Sleep apnea, sleeping disorders, and sleep studies:
Services or supplies for the treatment of sleep apnea or other sleeping disorders, including expense for sleep studies, are excluded.

Snoring:
Services or supplies for the diagnosis or treatment of snoring and/or upper airway resistance disorders, including somnoplasty, are excluded.

Speech therapy:
Therapy for developmental language disorders, phonological disorders, and learning disorders, as well as oral/facial motor therapy for strengthening and coordination of speech-producing musculature and structures, are excluded.

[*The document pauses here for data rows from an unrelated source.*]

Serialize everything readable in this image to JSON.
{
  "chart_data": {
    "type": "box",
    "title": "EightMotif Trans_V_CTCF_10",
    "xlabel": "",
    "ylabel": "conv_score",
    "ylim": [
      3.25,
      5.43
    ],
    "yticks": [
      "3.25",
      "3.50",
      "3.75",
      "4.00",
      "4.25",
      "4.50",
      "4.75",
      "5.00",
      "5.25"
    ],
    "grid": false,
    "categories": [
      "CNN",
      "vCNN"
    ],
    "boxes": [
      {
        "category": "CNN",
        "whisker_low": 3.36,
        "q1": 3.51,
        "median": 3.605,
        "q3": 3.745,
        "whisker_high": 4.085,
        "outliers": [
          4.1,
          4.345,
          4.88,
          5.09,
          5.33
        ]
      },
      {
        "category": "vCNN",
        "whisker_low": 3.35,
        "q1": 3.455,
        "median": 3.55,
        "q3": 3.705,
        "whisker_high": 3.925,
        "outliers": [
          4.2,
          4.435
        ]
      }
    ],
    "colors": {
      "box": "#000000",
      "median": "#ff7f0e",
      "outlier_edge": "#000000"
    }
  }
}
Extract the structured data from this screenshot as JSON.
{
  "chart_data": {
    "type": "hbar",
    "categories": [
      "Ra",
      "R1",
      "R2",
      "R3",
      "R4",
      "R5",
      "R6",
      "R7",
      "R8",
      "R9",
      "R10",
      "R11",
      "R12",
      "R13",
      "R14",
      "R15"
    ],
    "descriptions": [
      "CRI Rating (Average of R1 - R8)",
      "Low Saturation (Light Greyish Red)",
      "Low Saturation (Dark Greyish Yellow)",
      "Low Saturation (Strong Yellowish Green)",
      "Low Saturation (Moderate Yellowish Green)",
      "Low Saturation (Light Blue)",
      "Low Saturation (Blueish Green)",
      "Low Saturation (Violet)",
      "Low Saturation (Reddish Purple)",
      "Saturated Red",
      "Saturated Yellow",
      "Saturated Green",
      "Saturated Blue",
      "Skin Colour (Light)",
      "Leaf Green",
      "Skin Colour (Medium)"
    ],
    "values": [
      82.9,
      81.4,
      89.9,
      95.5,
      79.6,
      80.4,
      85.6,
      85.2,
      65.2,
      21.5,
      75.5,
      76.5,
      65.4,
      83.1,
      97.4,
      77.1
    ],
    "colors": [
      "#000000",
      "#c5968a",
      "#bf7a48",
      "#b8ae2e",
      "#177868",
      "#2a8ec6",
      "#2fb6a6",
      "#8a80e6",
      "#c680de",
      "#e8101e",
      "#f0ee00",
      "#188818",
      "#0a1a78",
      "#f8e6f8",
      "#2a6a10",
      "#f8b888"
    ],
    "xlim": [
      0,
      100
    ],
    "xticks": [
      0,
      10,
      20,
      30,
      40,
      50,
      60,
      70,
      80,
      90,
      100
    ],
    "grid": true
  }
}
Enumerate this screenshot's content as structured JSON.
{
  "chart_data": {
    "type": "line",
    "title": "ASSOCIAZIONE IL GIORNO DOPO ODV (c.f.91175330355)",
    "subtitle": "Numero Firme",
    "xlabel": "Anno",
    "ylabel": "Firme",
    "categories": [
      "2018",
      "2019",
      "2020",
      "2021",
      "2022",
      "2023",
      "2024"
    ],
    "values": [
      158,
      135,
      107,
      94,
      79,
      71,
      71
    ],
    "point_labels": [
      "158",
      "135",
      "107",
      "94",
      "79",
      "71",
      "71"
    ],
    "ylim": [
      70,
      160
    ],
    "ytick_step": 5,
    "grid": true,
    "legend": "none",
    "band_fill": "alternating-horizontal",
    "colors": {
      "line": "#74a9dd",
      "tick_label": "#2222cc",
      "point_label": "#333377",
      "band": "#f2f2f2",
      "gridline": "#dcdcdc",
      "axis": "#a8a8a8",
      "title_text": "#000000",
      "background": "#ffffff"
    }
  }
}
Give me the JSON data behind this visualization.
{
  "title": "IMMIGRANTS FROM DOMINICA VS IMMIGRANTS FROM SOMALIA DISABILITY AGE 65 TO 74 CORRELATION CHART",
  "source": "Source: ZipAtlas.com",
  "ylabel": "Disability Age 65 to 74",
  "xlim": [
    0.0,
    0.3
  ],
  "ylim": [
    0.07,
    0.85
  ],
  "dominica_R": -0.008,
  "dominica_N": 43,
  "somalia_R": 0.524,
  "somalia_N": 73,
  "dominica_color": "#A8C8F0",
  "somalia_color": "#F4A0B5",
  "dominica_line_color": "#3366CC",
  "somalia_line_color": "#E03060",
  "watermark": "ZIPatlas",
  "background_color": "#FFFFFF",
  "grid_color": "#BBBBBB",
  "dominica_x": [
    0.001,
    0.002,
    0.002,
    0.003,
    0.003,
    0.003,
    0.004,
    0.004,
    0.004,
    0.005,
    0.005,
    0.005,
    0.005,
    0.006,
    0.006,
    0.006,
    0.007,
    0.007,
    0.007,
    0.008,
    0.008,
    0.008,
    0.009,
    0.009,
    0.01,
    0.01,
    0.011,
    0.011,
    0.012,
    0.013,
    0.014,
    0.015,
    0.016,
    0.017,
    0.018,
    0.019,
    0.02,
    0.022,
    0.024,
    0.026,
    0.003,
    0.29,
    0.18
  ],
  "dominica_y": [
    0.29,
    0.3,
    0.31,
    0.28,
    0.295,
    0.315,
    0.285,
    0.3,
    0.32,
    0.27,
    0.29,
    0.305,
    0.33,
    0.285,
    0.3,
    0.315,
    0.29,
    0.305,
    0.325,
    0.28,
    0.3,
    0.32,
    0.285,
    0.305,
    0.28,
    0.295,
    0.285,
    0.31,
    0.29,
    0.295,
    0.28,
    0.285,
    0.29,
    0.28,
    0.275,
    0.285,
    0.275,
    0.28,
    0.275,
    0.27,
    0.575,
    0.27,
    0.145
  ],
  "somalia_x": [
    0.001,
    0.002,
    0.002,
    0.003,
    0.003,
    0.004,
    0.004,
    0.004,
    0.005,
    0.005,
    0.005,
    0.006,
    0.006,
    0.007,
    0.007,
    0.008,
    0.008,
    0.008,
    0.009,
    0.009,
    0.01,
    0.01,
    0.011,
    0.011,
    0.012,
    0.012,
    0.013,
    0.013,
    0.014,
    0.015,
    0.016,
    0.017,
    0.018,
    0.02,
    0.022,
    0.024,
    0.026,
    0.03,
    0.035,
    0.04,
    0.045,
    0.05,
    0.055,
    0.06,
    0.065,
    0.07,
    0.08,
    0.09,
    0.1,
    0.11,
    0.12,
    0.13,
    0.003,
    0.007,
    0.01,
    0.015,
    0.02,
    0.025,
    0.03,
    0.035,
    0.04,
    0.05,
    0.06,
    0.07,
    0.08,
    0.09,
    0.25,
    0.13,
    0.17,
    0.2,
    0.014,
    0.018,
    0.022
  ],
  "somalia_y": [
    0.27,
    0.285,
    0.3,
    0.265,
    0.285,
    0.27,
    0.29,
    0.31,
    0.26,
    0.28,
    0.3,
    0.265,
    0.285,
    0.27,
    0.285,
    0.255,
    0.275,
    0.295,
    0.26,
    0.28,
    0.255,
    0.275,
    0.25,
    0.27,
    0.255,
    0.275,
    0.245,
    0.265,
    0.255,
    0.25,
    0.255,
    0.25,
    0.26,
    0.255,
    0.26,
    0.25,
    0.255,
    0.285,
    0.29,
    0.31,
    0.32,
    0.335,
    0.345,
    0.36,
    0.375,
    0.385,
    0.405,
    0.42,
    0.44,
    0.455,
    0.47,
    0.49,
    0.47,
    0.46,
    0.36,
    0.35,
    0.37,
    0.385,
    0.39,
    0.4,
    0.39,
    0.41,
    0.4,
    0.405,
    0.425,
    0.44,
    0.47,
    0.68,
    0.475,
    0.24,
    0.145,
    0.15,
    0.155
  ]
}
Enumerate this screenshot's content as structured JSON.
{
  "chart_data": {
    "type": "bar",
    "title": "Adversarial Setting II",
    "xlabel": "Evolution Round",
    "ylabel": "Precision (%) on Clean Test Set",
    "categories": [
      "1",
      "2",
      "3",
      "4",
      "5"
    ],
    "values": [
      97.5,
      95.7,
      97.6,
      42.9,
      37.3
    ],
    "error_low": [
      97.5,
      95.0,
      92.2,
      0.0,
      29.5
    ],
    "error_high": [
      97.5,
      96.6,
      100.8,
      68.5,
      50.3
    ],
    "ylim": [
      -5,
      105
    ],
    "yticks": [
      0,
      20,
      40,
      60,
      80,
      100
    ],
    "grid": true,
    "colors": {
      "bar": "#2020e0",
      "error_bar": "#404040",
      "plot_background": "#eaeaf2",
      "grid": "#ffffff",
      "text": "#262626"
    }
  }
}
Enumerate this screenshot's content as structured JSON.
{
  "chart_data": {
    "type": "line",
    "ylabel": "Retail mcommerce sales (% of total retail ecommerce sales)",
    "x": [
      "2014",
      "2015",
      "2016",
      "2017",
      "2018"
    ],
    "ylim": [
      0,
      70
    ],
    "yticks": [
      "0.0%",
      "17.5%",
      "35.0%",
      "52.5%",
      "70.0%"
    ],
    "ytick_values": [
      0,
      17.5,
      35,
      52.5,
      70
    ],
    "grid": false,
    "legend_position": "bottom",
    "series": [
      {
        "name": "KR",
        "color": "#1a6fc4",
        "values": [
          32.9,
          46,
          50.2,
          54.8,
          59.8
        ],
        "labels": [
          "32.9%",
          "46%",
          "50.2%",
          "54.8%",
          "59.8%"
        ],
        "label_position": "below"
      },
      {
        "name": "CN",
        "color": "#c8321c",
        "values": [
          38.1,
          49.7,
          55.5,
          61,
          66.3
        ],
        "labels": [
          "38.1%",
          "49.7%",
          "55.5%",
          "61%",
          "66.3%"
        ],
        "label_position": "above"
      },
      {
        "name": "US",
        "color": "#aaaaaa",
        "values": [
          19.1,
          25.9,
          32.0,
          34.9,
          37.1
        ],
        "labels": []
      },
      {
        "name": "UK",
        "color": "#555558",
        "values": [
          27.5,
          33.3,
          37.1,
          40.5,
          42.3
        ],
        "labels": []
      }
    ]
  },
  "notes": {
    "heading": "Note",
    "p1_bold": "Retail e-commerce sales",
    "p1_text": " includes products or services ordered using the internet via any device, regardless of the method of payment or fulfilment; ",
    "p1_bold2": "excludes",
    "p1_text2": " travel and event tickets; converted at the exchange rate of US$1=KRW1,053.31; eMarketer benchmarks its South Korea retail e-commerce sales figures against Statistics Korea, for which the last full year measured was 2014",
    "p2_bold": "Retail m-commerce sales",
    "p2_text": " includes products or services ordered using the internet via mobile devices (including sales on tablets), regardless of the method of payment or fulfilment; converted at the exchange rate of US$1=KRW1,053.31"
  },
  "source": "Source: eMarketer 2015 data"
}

Temporomandibular joint (TMJ):
Advice or treatment, including physical therapy and/or oromyofascial therapy, either directly or indirectly for temporomandibular joint dysfunction, myofascial pain, or any related appliances is excluded from coverage.

Tonsils or adenoids removal,
with or without myringotomy, is excluded for six months following effective date.

Please note: This is not a complete listing. This listing of exclusions is not intended to be part of the policy, and only the language of the actual policy is final and binding. Please see the Exclusions and Covered Services sections in your policy for complete information.